Als joodse Amerikaan begon hij een zoektocht naar wat hij de 'crisis van het geloof' noemde. Door muziek en zijn leven onderzocht Bernstein zijn geloof - of zijn gebrek daaraan - in religie, maatschappij en overheid.
"Bernstein heeft een tijd doorgemaakt in de 20e eeuw die veel delen van zijn identiteit en geloof zou uitdagen", zegt Weingram. “Van de Tweede Wereldoorlog en de Holocaust tot de Koude Oorlog en Vietnam, hij dacht veel na over wat geloof voor hem betekende. Al deze verschillende aspecten van zijn leven en zijn werk dragen bij aan waarom ik denk dat hij zei dat het ding waar hij zijn hele leven mee worstelde, een oplossing was voor de geloofscrisis van de 20e eeuw. ”
Werken als Kaddish of Mass komen snel in me op, maar Bernstein heeft deze zoektocht ook doorleefd in zijn streven om het publiek te informeren over muziek of een sociale beweging te ondersteunen, zoals de Black Panthers of de AIDS-crisis. Bernstein gebruikte zijn positie op het podium en in de samenleving om een generatie en muziekliefhebbers over de hele wereld te inspireren.
"Ik denk dat hij de proto-kunstenaar activist is, hij zette een toon, geen woordspeling bedoeld, voor de kracht van de kunst om gemeenschappen te genezen in tijden van crisis, " zegt Weingram.
In de geest van Bernstein, breidt zijn portret in de National Portrait Gallery de definitie van portretten uit. Hoewel hij niet wordt geposeerd, benadrukt zijn beweging op de foto zijn persoonlijkheid.
"Niemand is ooit meer een definitie geweest van extravagante, hyper-, overdreven emotionele dan Bernstein, " zegt Kapilow. “Er waren tijden dat hij in extase drie voet van het podium sprong, kijkend naar God. Hij bracht een niveau van enthousiasme, emotionaliteit, openheid. Bernstein ging echt over connectie, over een directe, viscerale, hyperemotionele aard, in de manier waarop hij werkte zoals hij leefde, in de oorzaken die hij ondersteunde, Bernstein was gewoon helemaal in. Elke maat, elke noot en elke seconde van zijn leven."

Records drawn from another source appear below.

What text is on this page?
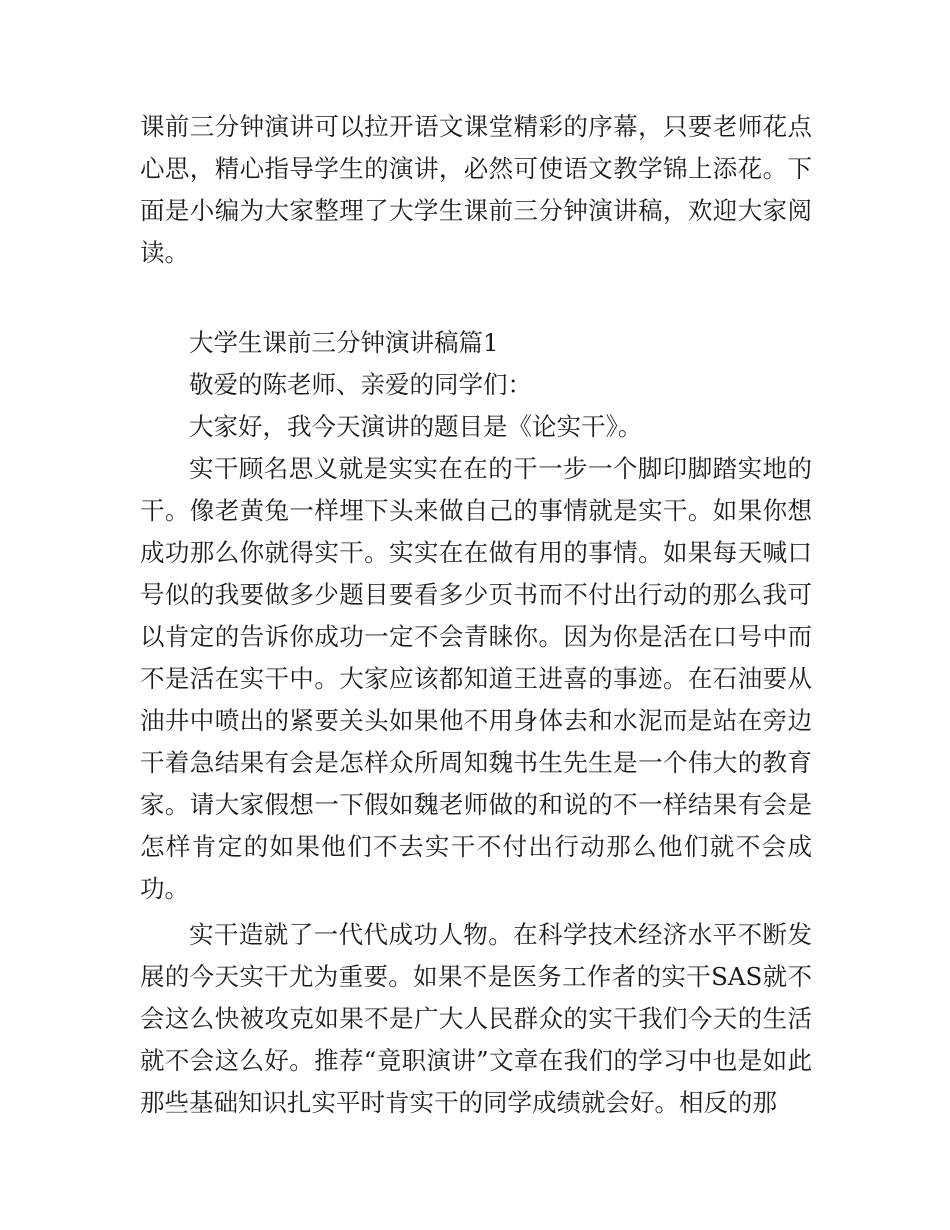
课前三分钟演讲可以拉开语文课堂精彩的序幕，只要老师花点心思，精心指导学生的演讲，必然可使语文教学锦上添花。下面是小编为大家整理了大学生课前三分钟演讲稿，欢迎大家阅读。

大学生课前三分钟演讲稿篇1

敬爱的陈老师、亲爱的同学们：

大家好，我今天演讲的题目是《论实干》。

实干顾名思义就是实实在在的干一步一个脚印脚踏实地的干。像老黄兔一样埋下头来做自己的事情就是实干。如果你想成功那么你就得实干。实实在在做有用的事情。如果每天喊口号似的我要做多少题目要看多少页书而不付出行动的那么我可以肯定的告诉你成功一定不会青睐你。因为你是活在口号中而不是活在实干中。大家应该都知道王进喜的事迹。在石油要从油井中喷出的紧要关头如果他不用身体去和水泥而是站在旁边干着急结果有会是怎样众所周知魏书生先生是一个伟大的教育家。请大家假想一下假如魏老师做的和说的不一样结果有会是怎样肯定的如果他们不去实干不付出行动那么他们就不会成功。

实干造就了一代代成功人物。在科学技术经济水平不断发展的今天实干尤为重要。如果不是医务工作者的实干SAS就不会这么快被攻克如果不是广大人民群众的实干我们今天的生活就不会这么好。推荐“竟职演讲”文章在我们的学习中也是如此那些基础知识扎实平时肯实干的同学成绩就会好。相反的那
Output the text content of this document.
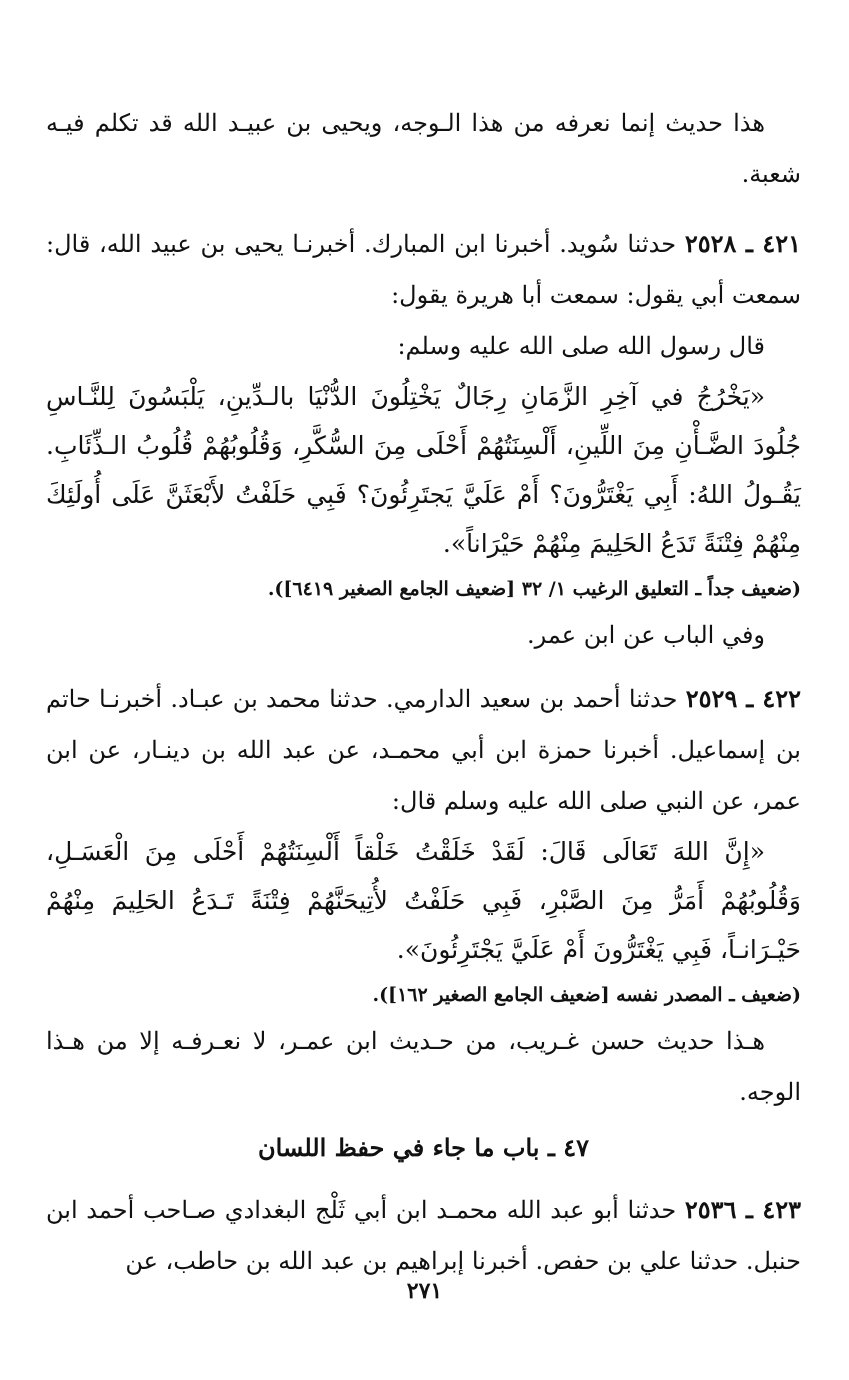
هذا حديث إنما نعرفه من هذا الـوجه، ويحيى بن عبيـد الله قد تكلم فيـه شعبة.

٤٢١ ـ ٢٥٢٨ حدثنا سُويد. أخبرنا ابن المبارك. أخبرنـا يحيى بن عبيد الله، قال: سمعت أبي يقول: سمعت أبا هريرة يقول:

قال رسول الله صلى الله عليه وسلم:

«يَخْرُجُ في آخِرِ الزَّمَانِ رِجَالٌ يَخْتِلُونَ الدُّنْيَا بالـدِّينِ، يَلْبَسُونَ لِلنَّـاسِ جُلُودَ الضَّـأْنِ مِنَ اللِّينِ، أَلْسِنَتُهُمْ أَحْلَى مِنَ السُّكَّرِ، وَقُلُوبُهُمْ قُلُوبُ الـذِّئَابِ. يَقُـولُ اللهُ: أَبِي يَغْتَرُّونَ؟ أَمْ عَلَيَّ يَجتَرِئُونَ؟ فَبِي حَلَفْتُ لأَبْعَثَنَّ عَلَى أُولَئِكَ مِنْهُمْ فِتْنَةً تَدَعُ الحَلِيمَ مِنْهُمْ حَيْرَاناً».

(ضعيف جداً ـ التعليق الرغيب ١/ ٣٢ [ضعيف الجامع الصغير ٦٤١٩]).

وفي الباب عن ابن عمر.

٤٢٢ ـ ٢٥٢٩ حدثنا أحمد بن سعيد الدارمي. حدثنا محمد بن عبـاد. أخبرنـا حاتم بن إسماعيل. أخبرنا حمزة ابن أبي محمـد، عن عبد الله بن دينـار، عن ابن عمر، عن النبي صلى الله عليه وسلم قال:

«إِنَّ اللهَ تَعَالَى قَالَ: لَقَدْ خَلَقْتُ خَلْقاً أَلْسِنَتُهُمْ أَحْلَى مِنَ الْعَسَـلِ، وَقُلُوبُهُمْ أَمَرُّ مِنَ الصَّبْرِ، فَبِي حَلَفْتُ لأُتِيحَنَّهُمْ فِتْنَةً تَـدَعُ الحَلِيمَ مِنْهُمْ حَيْـرَانـاً، فَبِي يَغْتَرُّونَ أَمْ عَلَيَّ يَجْتَرِئُونَ».

(ضعيف ـ المصدر نفسه [ضعيف الجامع الصغير ١٦٢]).

هـذا حديث حسن غـريب، من حـديث ابن عمـر، لا نعـرفـه إلا من هـذا الوجه.

٤٧ ـ باب ما جاء في حفظ اللسان

٤٢٣ ـ ٢٥٣٦ حدثنا أبو عبد الله محمـد ابن أبي ثَلْج البغدادي صـاحب أحمد ابن حنبل. حدثنا علي بن حفص. أخبرنا إبراهيم بن عبد الله بن حاطب، عن

٢٧١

Het portret van Leonard Bernstein van Henri Cartier-Bresson is te zien in de Smithsonian's National Portrait Gallery van 23 tot 23 september. "Leonard Bernstein: The Power of Music, " in het National Museum of American Jewish History van Philadelphia, een Smithsonian filiaal, sluit op 2 september, 2018.